Suddenly a man rushed aft and passed a line around the stranger, and I saw that the young landlubber to whom, earlier in the morning, I had been so harsh was a man to be depended on. The young fellow tied my enemy up in short order, although the knots he used would not have done any credit to a sailor. But I was more than thankful when I had a chance to wring the long knife out of the murderous stranger’s hand, and I spoke out to the smooth-faced fellow. “You’ll do, my boy, even if you don’t know a yard from a main-brace bumpkin. Pass a line around his legs and stuff a swab into his mouth if he don’t stop swearing.”
“Steady,” said Trunnell, “none of that,” as the swab was being brought up. “But, Captain Andrews, if you don’t belay your tongue we’ll have to do something.” And the little mate squared his shoulders, and gazed calmly down upon the prostrate stranger who foamed at the mouth with impotent fury.
“So,” I said, “this is the ruffian who jumped his bail and is aboard here on the sneak? I reckon we’ll tack ship and stand back again to put him where he belongs.”
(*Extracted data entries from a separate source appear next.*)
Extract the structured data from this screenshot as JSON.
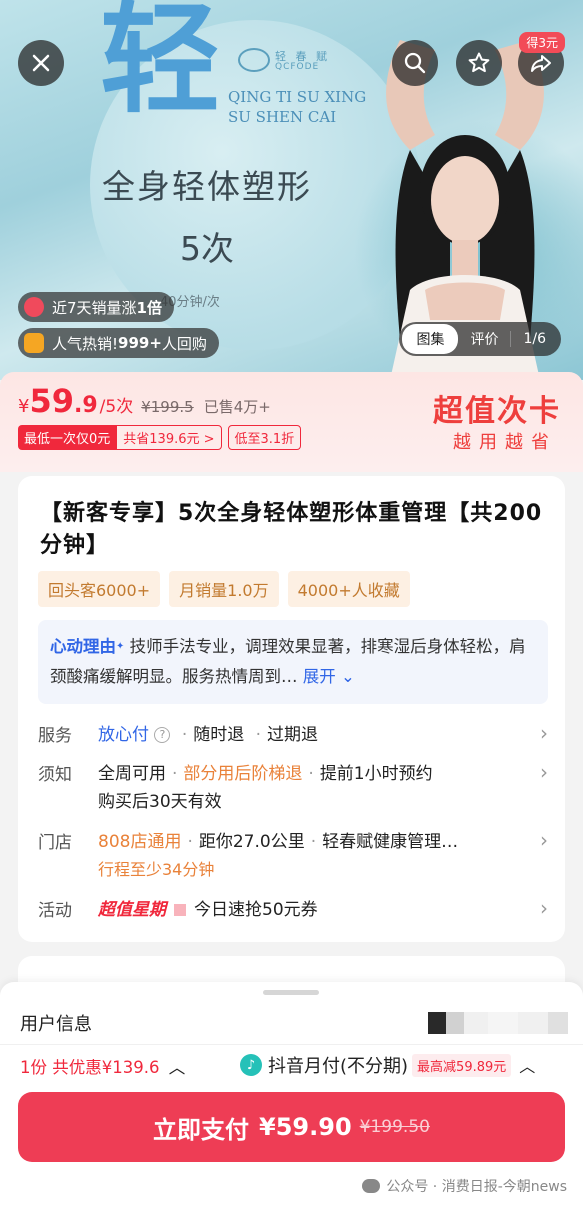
{
  "hero": {
    "big_char": "轻",
    "brand_cn": "轻 春 赋",
    "brand_en": "QCFODE",
    "slogan_line1": "QING TI SU XING",
    "slogan_line2": "SU SHEN CAI",
    "title_line1": "全身轻体塑形",
    "title_line2": "5次",
    "duration": "40分钟/次",
    "coupon_tag": "得3元",
    "badge_sales_pre": "近7天销量涨",
    "badge_sales_bold": "1倍",
    "badge_hot_pre": "人气热销! ",
    "badge_hot_bold": "999+",
    "badge_hot_post": "人回购",
    "gallery_active": "图集",
    "gallery_review": "评价",
    "gallery_count": "1/6"
  },
  "price": {
    "symbol": "¥",
    "integer": "59",
    "decimal": ".9",
    "unit": "/5次",
    "original": "¥199.5",
    "sold": "已售4万+",
    "tag_lowest": "最低一次仅0元",
    "tag_save": "共省139.6元 >",
    "tag_discount": "低至3.1折",
    "promo_big": "超值次卡",
    "promo_small": "越用越省"
  },
  "product": {
    "title": "【新客专享】5次全身轻体塑形体重管理【共200分钟】",
    "chips": [
      "回头客6000+",
      "月销量1.0万",
      "4000+人收藏"
    ],
    "reason_label": "心动理由",
    "reason_text": " 技师手法专业，调理效果显著，排寒湿后身体轻松，肩颈酸痛缓解明显。服务热情周到…",
    "reason_expand": "展开"
  },
  "info": {
    "service_label": "服务",
    "service_main": "放心付",
    "service_items": [
      "随时退",
      "过期退"
    ],
    "notice_label": "须知",
    "notice_a": "全周可用",
    "notice_b": "部分用后阶梯退",
    "notice_c": "提前1小时预约",
    "notice_d": "购买后30天有效",
    "store_label": "门店",
    "store_a": "808店通用",
    "store_b": "距你27.0公里",
    "store_c": "轻春赋健康管理…",
    "store_d": "行程至少34分钟",
    "activity_label": "活动",
    "activity_tag": "超值星期",
    "activity_text": "今日速抢50元券"
  },
  "sheet": {
    "user_info": "用户信息",
    "qty_text": "1份 共优惠¥139.6",
    "pay_method": "抖音月付(不分期)",
    "max_off": "最高减59.89元",
    "pay_label": "立即支付",
    "pay_price": "¥59.90",
    "pay_orig": "¥199.50",
    "watermark": "公众号 · 消费日报-今朝news"
  },
  "colors": {
    "accent_red": "#f0283c",
    "pay_button": "#ee3d55",
    "link_blue": "#3166e6",
    "orange": "#e9823a"
  }
}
I was breathing heavily from the fight, and stood leaning against the cabin to recover, while Mr. Trunnell and the fellow Jim, who had helped tie the skipper up, appeared to be in doubt how to proceed. The noise of the scuffle and our conversation had aroused the captain in the cabin, and as I finished speaking he came to the break of the poop and looked down on the main deck. I was aware of his hooked nose and strange, glinting eyes almost before I turned, as he spoke. He placed his foot upon the rail and gave a dry cough.
“I reckon there ain’t any call to tack ship,” he said slowly; “a pair of irons’ll do the rest. Jest clap them on him, hand and foot, Mr. Rolling, and then rivet him to the deck away up forrads. If he don’t stow that bazoo of his, you might ram the end of a handspike in his mouth and see if he’ll bite.”
“Who are you, you molly-hawk, to give orders aboard here?” roared Andrews, from where he lay on deck. “What’s happened, Trunnell, when a swivel-eyed idiot with a beak like an albatross stands on the poop and talks to me like this?”
“He’s Captain Thompson, in command, owing to the little—the little fracas you was mixed into last v’yage. We didn’t exactly expect to have ye this trip, sir,” said the mate.